Cable Providers Update Boxes to Retain Fleeing Customers

With its Xfinity X1, Comcast has remade the traditional cable box, with a voice-enabled remote that allows search across live TV, on-demand and sources such as Netflix. It combines the multiple apps, passwords and monthly fees of streaming services into one place, with one bill. Perhaps we don’t need to get rid of cable, but rather to improve it. With the advent of ever-more choices from Apple, Amazon, Roku to Verizon and T-Mobile, the major cablecasters have the chance to bring their services into the modern TV age.

The Wall Street Journal reports that cable companies still have the advantage of being “the most popular, and often most affordable, way to get fast Internet, something all those streaming services require.” But although the typical model of renting a box with a two-year contract from the cable provider is “hugely popular,” it is also “rapidly dying.”

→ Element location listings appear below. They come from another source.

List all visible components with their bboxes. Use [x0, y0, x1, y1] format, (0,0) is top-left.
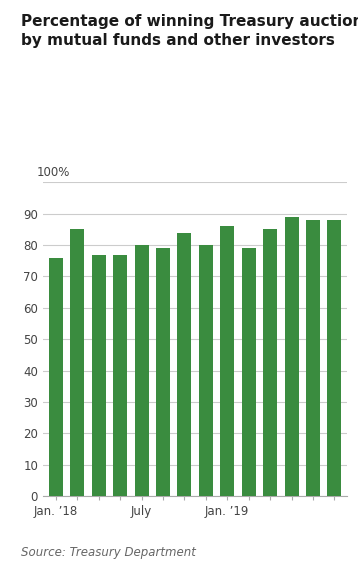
Text: Percentage of winning Treasury auction bids
by mutual funds and other investors: Percentage of winning Treasury auction b…: [21, 14, 358, 48]
Text: Source: Treasury Department: Source: Treasury Department: [21, 545, 196, 559]
Bar: [199, 245, 213, 496]
Bar: [49, 258, 63, 496]
Bar: [178, 233, 192, 496]
Bar: [135, 245, 149, 496]
Bar: [92, 254, 106, 496]
Bar: [306, 220, 320, 496]
Bar: [285, 217, 299, 496]
Bar: [220, 226, 234, 496]
Text: 100%: 100%: [37, 166, 70, 179]
Bar: [156, 248, 170, 496]
Bar: [70, 229, 84, 496]
Bar: [328, 220, 342, 496]
Bar: [263, 229, 277, 496]
Bar: [242, 248, 256, 496]
Bar: [113, 254, 127, 496]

Nielsen reports that, “of the 5 hours and 24 minutes the average adult spends watching video daily, a full 4 hours and 13 minutes is spent on live and recorded TV,” but that doesn’t include the fact that “viewing on other devices, like phones and streaming boxes, is rising fast while standard TV watching declines.”

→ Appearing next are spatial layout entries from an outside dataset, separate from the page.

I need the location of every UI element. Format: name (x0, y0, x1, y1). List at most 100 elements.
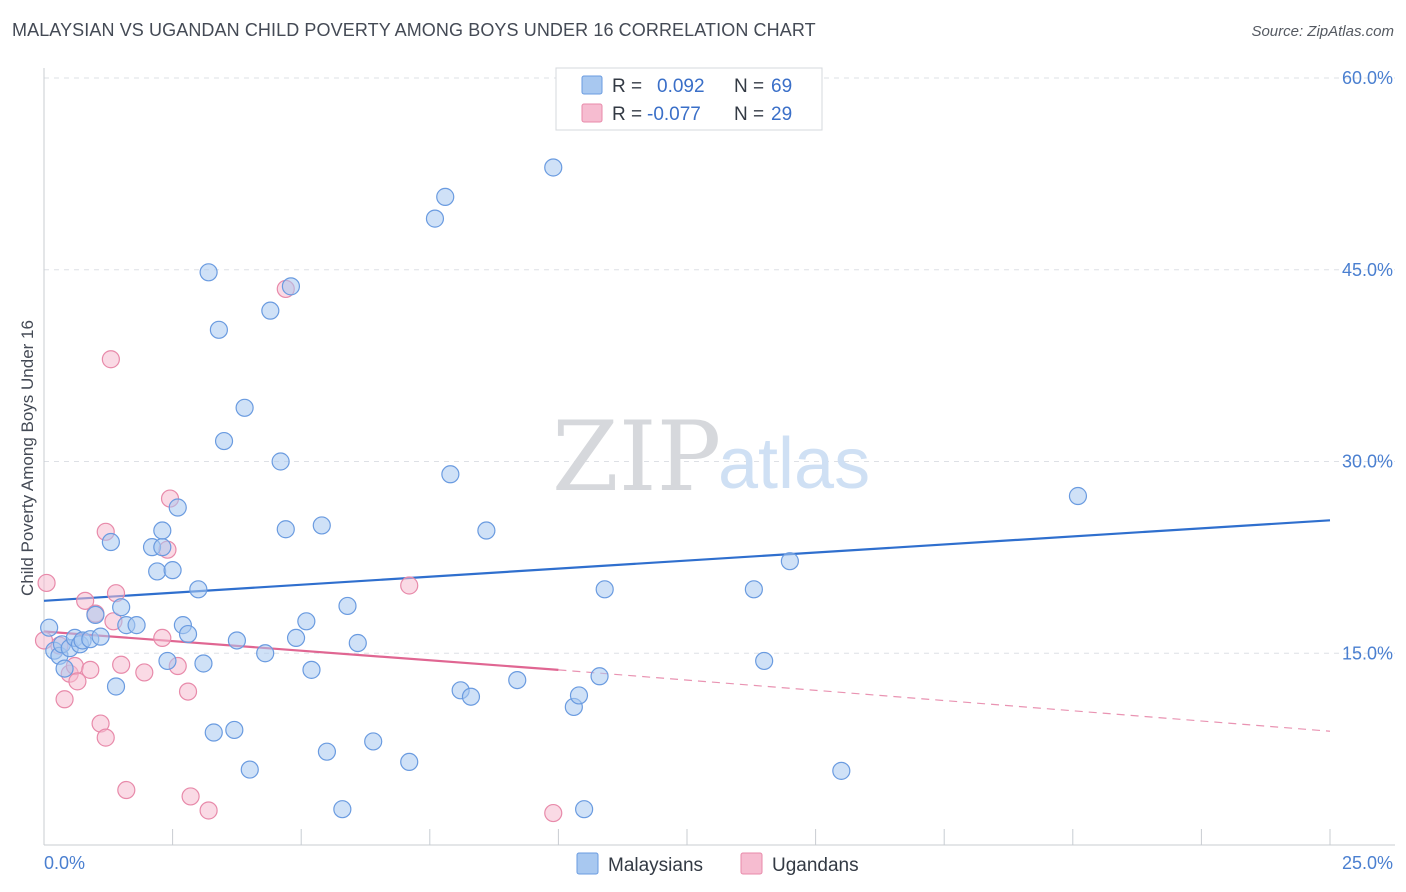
legend-n-label-malaysians: N = (734, 76, 764, 97)
malaysians-point-30 (209, 320, 228, 339)
malaysians-point-48 (348, 633, 367, 653)
legend-r-label-ugandans: R = (612, 104, 642, 125)
axes (43, 68, 1395, 846)
x-tick-labels: 0.0% 25.0% (44, 853, 1393, 873)
malaysians-point-49 (364, 732, 383, 751)
malaysians-point-35 (240, 760, 259, 779)
malaysians-point-60 (569, 686, 589, 705)
malaysians-point-26 (189, 580, 208, 599)
watermark-zip: ZIP (552, 401, 721, 513)
malaysians-point-33 (227, 631, 246, 650)
x-tick-label-1: 25.0% (1342, 853, 1393, 873)
ugandans-point-5 (68, 672, 87, 691)
malaysians-point-4 (55, 659, 74, 678)
legend-r-label-malaysians: R = (612, 76, 642, 97)
malaysians-point-21 (158, 651, 177, 671)
malaysians-point-20 (153, 521, 172, 540)
ugandans-point-10 (96, 728, 115, 747)
malaysians-point-53 (441, 465, 460, 484)
malaysians-point-27 (194, 654, 213, 673)
ugandans-point-0 (37, 573, 56, 593)
malaysians-point-64 (744, 580, 763, 599)
malaysians-point-55 (461, 687, 481, 706)
malaysians-points (40, 158, 1088, 819)
malaysians-point-67 (832, 761, 851, 780)
malaysians-point-42 (297, 612, 316, 631)
ugandans-point-2 (55, 690, 74, 709)
legend-n-value-ugandans: 29 (771, 104, 792, 125)
malaysians-point-58 (544, 158, 563, 177)
malaysians-point-22 (163, 561, 182, 580)
malaysians-point-44 (312, 516, 331, 535)
malaysians-point-10 (86, 605, 105, 625)
malaysians-point-63 (595, 580, 614, 599)
y-tick-label-3: 60.0% (1342, 68, 1393, 88)
malaysians-point-45 (317, 742, 337, 761)
bottom-legend: Malaysians Ugandans (576, 852, 859, 876)
ugandans-points (34, 279, 563, 823)
malaysians-point-34 (235, 398, 254, 417)
ugandans-point-22 (178, 682, 198, 701)
malaysians-point-50 (400, 752, 419, 772)
malaysians-point-32 (225, 720, 244, 740)
malaysians-point-39 (276, 520, 295, 539)
ugandans-point-27 (544, 803, 563, 823)
malaysians-point-14 (112, 598, 131, 617)
ugandans-point-26 (400, 576, 419, 595)
malaysians-point-13 (106, 677, 126, 696)
ugandans-point-18 (153, 628, 172, 648)
y-tick-label-1: 30.0% (1342, 452, 1393, 472)
malaysians-point-43 (302, 660, 321, 679)
malaysians-point-41 (286, 628, 306, 648)
y-tick-label-0: 15.0% (1342, 643, 1393, 663)
ugandans-point-17 (135, 663, 154, 682)
chart-title: MALAYSIAN VS UGANDAN CHILD POVERTY AMONG… (12, 20, 816, 40)
source-label: Source: ZipAtlas.com (1251, 23, 1394, 40)
y-axis-label: Child Poverty Among Boys Under 16 (18, 320, 37, 596)
malaysians-point-68 (1068, 486, 1088, 506)
malaysians-point-37 (261, 301, 280, 320)
malaysians-point-65 (755, 651, 774, 671)
malaysians-point-25 (178, 624, 198, 644)
ugandans-point-23 (181, 787, 200, 806)
legend-n-value-malaysians: 69 (771, 76, 792, 97)
malaysians-point-36 (256, 644, 275, 663)
ugandans-point-6 (76, 591, 95, 610)
malaysians-point-40 (281, 277, 301, 296)
ugandans-point-7 (81, 660, 100, 679)
ugandans-point-15 (112, 655, 131, 674)
trend-line-malaysians (43, 519, 1331, 602)
ugandans-point-12 (101, 350, 120, 369)
malaysians-point-29 (204, 723, 223, 742)
malaysians-point-62 (590, 667, 609, 686)
malaysians-point-18 (153, 538, 172, 557)
legend-r-value-ugandans: -0.077 (647, 104, 701, 125)
malaysians-point-28 (199, 263, 218, 282)
malaysians-point-46 (333, 800, 352, 819)
malaysians-point-66 (780, 552, 799, 571)
bottom-legend-ugandans: Ugandans (772, 855, 859, 876)
malaysians-point-16 (127, 616, 146, 635)
malaysians-point-23 (168, 498, 187, 517)
legend: R = 0.092 N = 69 R = -0.077 N = 29 (555, 67, 823, 131)
malaysians-point-52 (436, 187, 455, 206)
malaysians-point-38 (271, 452, 290, 471)
ugandans-point-16 (117, 780, 136, 800)
watermark: ZIP atlas (552, 401, 870, 513)
legend-n-label-ugandans: N = (734, 104, 764, 125)
legend-r-value-malaysians: 0.092 (657, 76, 705, 97)
y-tick-label-2: 45.0% (1342, 260, 1393, 280)
watermark-atlas: atlas (718, 424, 870, 504)
malaysians-point-57 (508, 670, 527, 690)
malaysians-point-12 (101, 532, 120, 552)
malaysians-point-19 (148, 562, 167, 581)
trend-lines (43, 519, 1331, 732)
malaysians-point-11 (91, 627, 110, 646)
bottom-legend-swatch-ugandans (740, 852, 763, 875)
grid-lines (44, 77, 1395, 654)
malaysians-point-51 (425, 209, 445, 228)
x-tick-label-0: 0.0% (44, 853, 85, 873)
trend-line-ugandans (43, 630, 559, 671)
malaysians-point-61 (575, 800, 594, 819)
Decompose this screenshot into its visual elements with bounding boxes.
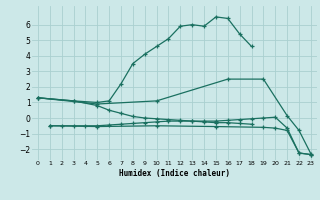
X-axis label: Humidex (Indice chaleur): Humidex (Indice chaleur) bbox=[119, 169, 230, 178]
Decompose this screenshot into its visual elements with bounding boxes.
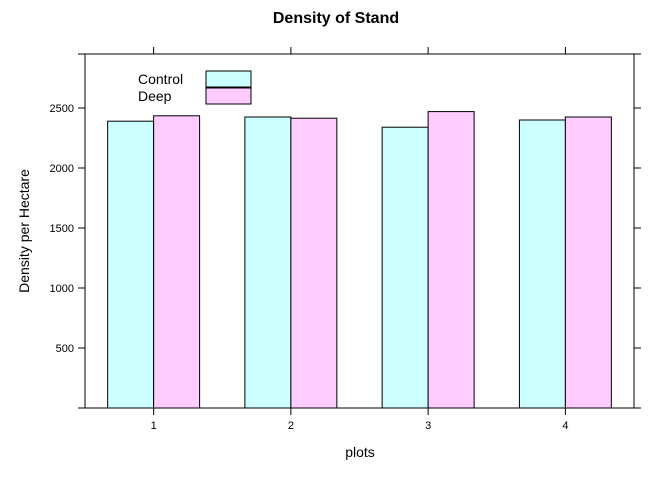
y-tick-label: 500	[56, 343, 74, 355]
plot-frame	[84, 53, 635, 409]
y-axis-label: Density per Hectare	[16, 169, 32, 293]
x-tick-label: 4	[562, 420, 568, 432]
bar-deep-plot-2	[290, 117, 338, 409]
bar-control-plot-2	[244, 116, 292, 409]
bar-deep-plot-3	[427, 111, 475, 409]
bar-deep-plot-4	[564, 116, 612, 409]
legend-label-deep: Deep	[138, 88, 172, 104]
x-axis-label: plots	[345, 444, 375, 460]
y-tick-label: 2500	[50, 103, 74, 115]
x-tick-label: 1	[151, 420, 157, 432]
x-tick-label: 3	[425, 420, 431, 432]
bar-control-plot-1	[107, 120, 155, 409]
legend-swatch-control	[205, 70, 252, 88]
y-axis-ticks: 500 1000 1500 2000 2500	[50, 53, 641, 409]
bars-group	[107, 111, 612, 409]
bar-control-plot-4	[518, 119, 566, 409]
y-tick-label: 2000	[50, 163, 74, 175]
chart-title: Density of Stand	[273, 10, 399, 27]
y-tick-label: 1500	[50, 223, 74, 235]
legend-label-control: Control	[138, 71, 183, 87]
y-tick-label: 1000	[50, 283, 74, 295]
x-tick-label: 2	[288, 420, 294, 432]
x-axis-ticks: 1 2 3 4	[151, 47, 568, 432]
bar-control-plot-3	[381, 126, 429, 409]
legend-swatch-deep	[205, 87, 252, 105]
bar-deep-plot-1	[153, 115, 201, 409]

In fact, millions of people have already canceled cable. But streaming services, for all their benefits, also come with the problem of “manag[ing] a Rolodex of usernames and passwords,” remembering to pay all the bills and the necessity to pay for broadband Internet, especially to watch live TV. Some streaming services offer live TV options, but that will also raise the overall price of bundling multiple streaming services.

The WSJ reviewer adds that finding content on all those streaming services can be a time-waster. “Before you know it, you’ve spent your movie-watching window staring at thumbnails,” he says. “I don’t care what Tim Cook says: The future of TV is not apps. It’s TV.”

The reviewer notes that the Comcast Xfinity X1 box offers live and on-demand TV as well as “content from Netflix, Amazon Prime, YouTube and others.” “Most of the time, I search by speaking into the voice-enabled remote that Comcast and other providers now offer, which takes all the work out of flipping channels,” he adds. “I particularly miss Hulu — but it’s still the biggest content library I have.”

Another aspect that’s changed is that, “most cable companies offer apps that let you access all your movies and shows on your phone, tablet or PC.” There is a caveat: “thanks to longstanding rights deals, some shows aren’t available when you’re not at home, and I can’t believe how many sports games are blacked out on my phone.” There is also a “shocking” number of ads. Cable operators are also trying to improve billing, so subscribers aren’t “surprised by fees.”

But industry analyst/venture capitalist Matthew Ball stated that, “the cable bundle is re-forming, not via cable, but from Amazon and Apple,” noting that, these and similar companies “are rapidly getting into the channel-bundling business, offering many of the same search and discovery features plus the same one-bill simplicity.”